L'internat, ce fut presque une fortune pour ce villageois, vivant péniblement d'une chétive pension que lui servait sa famille et du produit de quelques leçons apprises une heure avant d'être enseignées, mais qui devait conserver toujours le caractère soucieux, inquiet et peu maniable que lui avaient sans doute imprimé une éducation trop tardive et les labeurs de ses premières années de séjour dans la capitale.
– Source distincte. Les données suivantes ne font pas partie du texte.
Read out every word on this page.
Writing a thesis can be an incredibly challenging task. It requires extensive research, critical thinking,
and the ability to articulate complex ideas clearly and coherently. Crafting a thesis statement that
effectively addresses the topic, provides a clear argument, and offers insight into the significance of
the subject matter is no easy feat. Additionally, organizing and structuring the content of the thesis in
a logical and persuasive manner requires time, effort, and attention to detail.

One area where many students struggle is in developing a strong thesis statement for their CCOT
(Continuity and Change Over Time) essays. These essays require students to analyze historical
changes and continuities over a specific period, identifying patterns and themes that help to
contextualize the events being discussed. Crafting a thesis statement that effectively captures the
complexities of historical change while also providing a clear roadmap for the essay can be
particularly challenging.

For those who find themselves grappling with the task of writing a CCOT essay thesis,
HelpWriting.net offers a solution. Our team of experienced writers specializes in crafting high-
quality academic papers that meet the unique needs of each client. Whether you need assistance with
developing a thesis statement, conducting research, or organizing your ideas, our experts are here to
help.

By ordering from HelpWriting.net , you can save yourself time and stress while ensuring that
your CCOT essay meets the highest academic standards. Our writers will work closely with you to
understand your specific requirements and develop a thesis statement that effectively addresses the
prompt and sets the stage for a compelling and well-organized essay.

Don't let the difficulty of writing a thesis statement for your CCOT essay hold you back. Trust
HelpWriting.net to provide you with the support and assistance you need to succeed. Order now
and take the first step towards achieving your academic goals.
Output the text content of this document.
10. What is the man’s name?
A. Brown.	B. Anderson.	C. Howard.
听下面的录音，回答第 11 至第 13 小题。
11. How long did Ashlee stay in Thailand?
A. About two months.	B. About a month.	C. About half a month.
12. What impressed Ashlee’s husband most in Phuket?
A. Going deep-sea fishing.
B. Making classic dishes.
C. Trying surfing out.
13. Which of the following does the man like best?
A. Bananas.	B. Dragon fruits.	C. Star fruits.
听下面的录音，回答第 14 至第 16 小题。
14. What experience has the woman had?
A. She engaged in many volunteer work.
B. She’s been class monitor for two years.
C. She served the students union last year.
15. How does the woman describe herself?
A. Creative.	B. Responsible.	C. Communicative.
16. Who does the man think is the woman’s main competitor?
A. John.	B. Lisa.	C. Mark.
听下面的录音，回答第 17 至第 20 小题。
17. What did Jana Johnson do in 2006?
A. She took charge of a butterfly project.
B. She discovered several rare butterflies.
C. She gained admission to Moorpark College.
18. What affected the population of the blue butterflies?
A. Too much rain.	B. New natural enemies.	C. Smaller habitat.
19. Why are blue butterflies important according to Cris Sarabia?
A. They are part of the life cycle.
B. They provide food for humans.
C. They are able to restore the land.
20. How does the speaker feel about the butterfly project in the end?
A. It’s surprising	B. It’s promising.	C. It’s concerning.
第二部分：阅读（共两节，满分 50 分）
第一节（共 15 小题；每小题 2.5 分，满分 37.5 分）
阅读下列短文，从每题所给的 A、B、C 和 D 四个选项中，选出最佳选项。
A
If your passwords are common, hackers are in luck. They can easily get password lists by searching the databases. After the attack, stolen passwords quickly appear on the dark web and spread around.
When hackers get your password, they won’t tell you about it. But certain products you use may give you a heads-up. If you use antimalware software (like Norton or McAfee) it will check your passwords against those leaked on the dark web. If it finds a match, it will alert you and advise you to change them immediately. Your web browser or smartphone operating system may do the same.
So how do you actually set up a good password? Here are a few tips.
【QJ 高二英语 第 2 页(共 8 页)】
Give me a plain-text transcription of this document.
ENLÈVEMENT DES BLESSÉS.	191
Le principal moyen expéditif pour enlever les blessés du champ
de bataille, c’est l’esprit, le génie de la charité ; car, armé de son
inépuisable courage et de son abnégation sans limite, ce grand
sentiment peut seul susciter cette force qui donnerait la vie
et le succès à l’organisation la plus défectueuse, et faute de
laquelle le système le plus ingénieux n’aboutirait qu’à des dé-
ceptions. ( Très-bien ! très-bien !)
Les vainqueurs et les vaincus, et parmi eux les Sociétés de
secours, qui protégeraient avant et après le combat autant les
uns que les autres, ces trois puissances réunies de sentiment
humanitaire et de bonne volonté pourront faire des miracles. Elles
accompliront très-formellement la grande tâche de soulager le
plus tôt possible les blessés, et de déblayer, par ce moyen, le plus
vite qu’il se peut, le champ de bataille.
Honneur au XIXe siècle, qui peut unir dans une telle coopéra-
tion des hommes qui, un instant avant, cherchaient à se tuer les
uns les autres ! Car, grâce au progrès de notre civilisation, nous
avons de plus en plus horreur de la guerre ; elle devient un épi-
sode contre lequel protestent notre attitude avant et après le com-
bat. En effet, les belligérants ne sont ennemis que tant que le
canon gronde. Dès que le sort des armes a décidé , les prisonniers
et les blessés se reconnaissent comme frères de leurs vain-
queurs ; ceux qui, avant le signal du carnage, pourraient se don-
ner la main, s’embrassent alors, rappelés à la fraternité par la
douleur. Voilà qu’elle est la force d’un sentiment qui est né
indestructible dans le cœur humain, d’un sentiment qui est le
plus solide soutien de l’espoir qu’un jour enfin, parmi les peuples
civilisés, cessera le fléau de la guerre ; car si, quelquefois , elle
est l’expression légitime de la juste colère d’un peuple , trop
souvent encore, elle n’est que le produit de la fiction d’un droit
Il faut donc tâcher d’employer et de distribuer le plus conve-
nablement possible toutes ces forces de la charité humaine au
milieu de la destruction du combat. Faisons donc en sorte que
Recu docteur en 1842, nommé le premier en 1847, au concours pour la place de chirurgien du bureau central, successivement chargé de services de chirurgie dans les hôpitaux de Lourcine, de Cochin, de Necker, de Saint-Antoine, récompensé par la croix de la Légion d'honneur de son dévouement pendant le choléra de 1849, arrivé à l'hôpital Beaujon qu'il avait toujours ambitionné, Morel-Lavallée restait encore le même : un peu rude dans sa forme, qu'il n'adoucissait que pour les malades, toujours préoccupé du lendemain, replié sur lui-même, ne sachant employer son temps qu'au travail, et néanmoins continuellement en action, excitable et prompt à s'animer. Peut-être n'avait-il pas atteint le but qu'il s'était proposé un instant il porta ses visées jusqu'au professorat officiel, mais il ne fit jamais que des cours particuliers de clinique dans les hôpitaux auxquels il appartint, ou des cours de pathologie chirurgicale dans les amphithéâtres de l'École pratique. Sa santé, du reste, vint borner ses aspirations atteint depuis longtemps d'une bronchite chronique passant souvent à l'état aigu, frappé un jour d'une apoplexie pulmonaire, il dut renoncer à parler en public. Mais, travailleur par tempérament, il reporta d'un côté ce qu'il abandonna de l'autre, écrivit de nombreux articles de chirurgie pour la Bibliothèque du médecin praticien, se chargea de la rédaction scientifique du journal le Siècle et composa plusieurs mémoires, à l'occasion de faits tirés de sa pratique, qui furent récompensés par l'Académie des sciences.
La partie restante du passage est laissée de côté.